The present invention relates to electronic circuitry, and more particularly, to voltage converter circuits for electronic circuitry.
Digital electronic circuitry, such as CMOS circuitry used in radio systems, is typically powered by a very stable supply voltage. Typically, a voltage of 1.8V is required. The nominal voltage of some batteries used in electronic devices, such as lithium batteries, can be too high (e.g., 3.3V-4.2V), and may not be sufficiently stable for direct use as a power supply voltage. Furthermore, the voltage output by a battery drops as the battery is discharged. Therefore, a voltage converter can be used that receives an input voltage signal from the battery and generates a stable voltage at a desired voltage level that can be used as a power supply voltage for an electronic circuit. A conventional voltage converter typically includes two stages, namely, a step-down (or buck) converter that transforms the input battery voltage to a fixed lower voltage which is just sufficient to provide the supply voltage to the second stage, and a Low-Drop Out (LDO) regulator circuit that receives the lower voltage from the step-down converter and responsively provides a stable output voltage of, for example, 1.8V.

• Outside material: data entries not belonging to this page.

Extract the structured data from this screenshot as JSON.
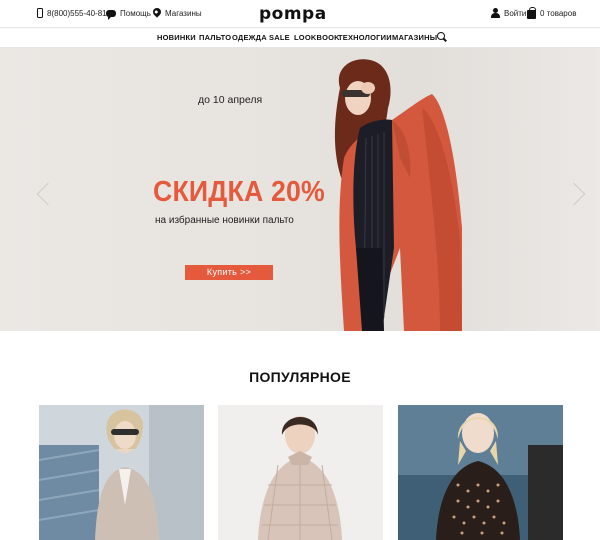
{
  "topbar": {
    "phone": "8(800)555-40-81",
    "help": "Помощь",
    "stores": "Магазины",
    "login": "Войти",
    "cart": "0 товаров"
  },
  "logo": "pompa",
  "nav": {
    "items": [
      "НОВИНКИ",
      "ПАЛЬТО",
      "ОДЕЖДА",
      "SALE",
      "LOOKBOOK",
      "ТЕХНОЛОГИИ",
      "МАГАЗИНЫ"
    ],
    "search_icon": "search-icon"
  },
  "hero": {
    "date": "до 10 апреля",
    "title": "СКИДКА 20%",
    "subtitle": "на избранные новинки пальто",
    "button": "Купить >>",
    "accent_color": "#e55a3d"
  },
  "popular": {
    "title": "ПОПУЛЯРНОЕ",
    "products": [
      "product-1",
      "product-2",
      "product-3"
    ]
  }
}
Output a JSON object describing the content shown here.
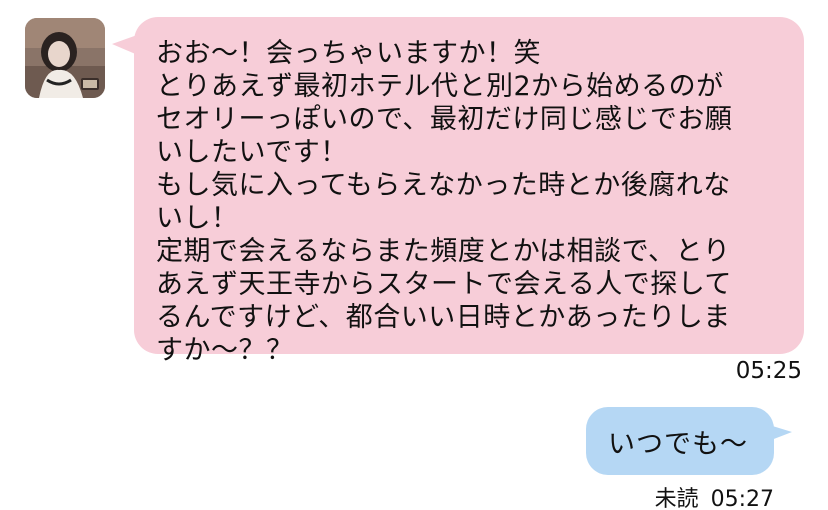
{
  "incoming": {
    "lines": [
      "おお〜！会っちゃいますか！笑",
      "とりあえず最初ホテル代と別2から始めるのが",
      "セオリーっぽいので、最初だけ同じ感じでお願",
      "いしたいです！",
      "もし気に入ってもらえなかった時とか後腐れな",
      "いし！",
      "定期で会えるならまた頻度とかは相談で、とり",
      "あえず天王寺からスタートで会える人で探して",
      "るんですけど、都合いい日時とかあったりしま",
      "すか〜？？"
    ],
    "time": "05:25",
    "bubble_color": "#f7cdd8"
  },
  "outgoing": {
    "text": "いつでも〜",
    "read_status": "未読",
    "time": "05:27",
    "bubble_color": "#b5d7f4"
  },
  "avatar": {
    "icon": "user-avatar-photo"
  }
}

Two stages may be used instead of one, because a buck converter can make an efficient conversion from high to low voltage, but the voltage output by a buck converter can have too much voltage ripple to directly supply some CMOS circuitry. The LDO regulator can provide a clean output voltage having low ripple. However, the LDO regulator can have poor efficiency when connected directly to a high battery voltage.
The efficiency of the buck converter is typically optimized for large load currents. As the load current is reduced, the efficiency of the buck converter decreases as well. Also, leakage currents in the buck converter can start to play a role at low load currents. This is due to the complex circuitry in the buck converter. Existing buck converter circuits can be operated in a “pulse frequency” mode that can reduce the drop in efficiency at low output currents. However leakage current may still be present, since the complex circuitry that maintains an accurate output voltage is still enabled. The problem of leakage current can reduce the standby time of some electronic devices to less than half of what would be possible if the leakage current were not present.